Ok let’s get this out of the way. I’m going to talk about Client Side JavaScript and that’s WAY out of my comfort zone on a good day. But I had a need to work with it and the amazing Declan Lynch came to the rescue.
I want to make a NotesIn9 about this when I can but as I’m crushed with work I just don’t know when that might be so here’s my attempt at blogging some technical information. 🙂
Today I had the need to use client side java script to trigger the existing event of an editbox control.
I didn’t want to run a function, I didn’t want to trigger a partial refresh directly, I wanted to trigger an event on a component from csjs.
<xp:inputText id=“myInputBox” value=“#{viewScope.vsMyValue}”>
<xp:eventHandler id=“MyEvent” event=“onkeypress” submit=“true” refreshMode=“partial” refreshId=“#{javascript:compositeData.refreshTarget}”>
<xp:this.action><![CDATA[#{javascript:controller.processSomething(viewScope.get(“vsMyValue”));
}]]></xp:this.action>
</xp:eventHandler>
</xp:inputText>
So that’s what the <xp:inputText> might look like.
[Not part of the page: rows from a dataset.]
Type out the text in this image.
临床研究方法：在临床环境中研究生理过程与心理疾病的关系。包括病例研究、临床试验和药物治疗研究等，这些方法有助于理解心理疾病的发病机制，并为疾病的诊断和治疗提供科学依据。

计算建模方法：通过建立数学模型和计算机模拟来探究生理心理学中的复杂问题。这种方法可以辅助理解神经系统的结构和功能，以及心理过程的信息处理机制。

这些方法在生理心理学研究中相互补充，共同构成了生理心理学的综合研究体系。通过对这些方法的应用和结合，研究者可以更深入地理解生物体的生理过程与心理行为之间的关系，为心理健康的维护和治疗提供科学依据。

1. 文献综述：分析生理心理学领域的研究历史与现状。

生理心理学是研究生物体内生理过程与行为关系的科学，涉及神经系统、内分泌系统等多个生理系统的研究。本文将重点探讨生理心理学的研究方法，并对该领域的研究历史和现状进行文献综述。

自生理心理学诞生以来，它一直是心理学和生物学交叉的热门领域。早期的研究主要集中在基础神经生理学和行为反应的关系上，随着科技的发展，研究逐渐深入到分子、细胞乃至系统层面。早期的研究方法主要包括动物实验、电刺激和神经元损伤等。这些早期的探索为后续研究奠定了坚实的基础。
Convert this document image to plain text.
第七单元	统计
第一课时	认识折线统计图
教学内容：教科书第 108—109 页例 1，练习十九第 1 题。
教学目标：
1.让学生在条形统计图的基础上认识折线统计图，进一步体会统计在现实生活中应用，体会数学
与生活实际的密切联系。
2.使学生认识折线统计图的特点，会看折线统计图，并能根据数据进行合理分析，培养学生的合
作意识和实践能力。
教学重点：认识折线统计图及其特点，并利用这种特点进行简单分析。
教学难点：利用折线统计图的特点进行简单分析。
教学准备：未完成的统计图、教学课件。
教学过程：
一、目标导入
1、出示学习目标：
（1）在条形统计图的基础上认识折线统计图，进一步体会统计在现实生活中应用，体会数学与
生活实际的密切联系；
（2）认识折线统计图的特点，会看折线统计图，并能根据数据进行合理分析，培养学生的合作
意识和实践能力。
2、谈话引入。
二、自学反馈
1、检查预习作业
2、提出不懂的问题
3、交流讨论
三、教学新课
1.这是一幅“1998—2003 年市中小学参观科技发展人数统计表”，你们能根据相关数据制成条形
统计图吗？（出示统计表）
The key to everything here is you can manually add an id to the <xp:eventHandler> and then target it!!
What I needed was the XSP.fireEvent
XSP.fireEvent(“keypress”,”#{id:MyEvent}”,”#{id:myInputBox}”,null,true);
Worked like a charm.
XSP.fireEvent(evt, clientId, targetId, clientSideScriptName, submit, valmode, execId) Allows to trigger an event script
Note that this fireEvent MIGHT be unsupported. It seems to be as of 2013 from this StackOverFlow question : http://stackoverflow.com/questions/16964469/how-to-use-xsp-fireevent
In this case the targetId is the name of the id I added to the event handler.
That’s pretty much all I know. Seems to work great but I’ll know more tomorrow.
I hope this might be helpful to someone.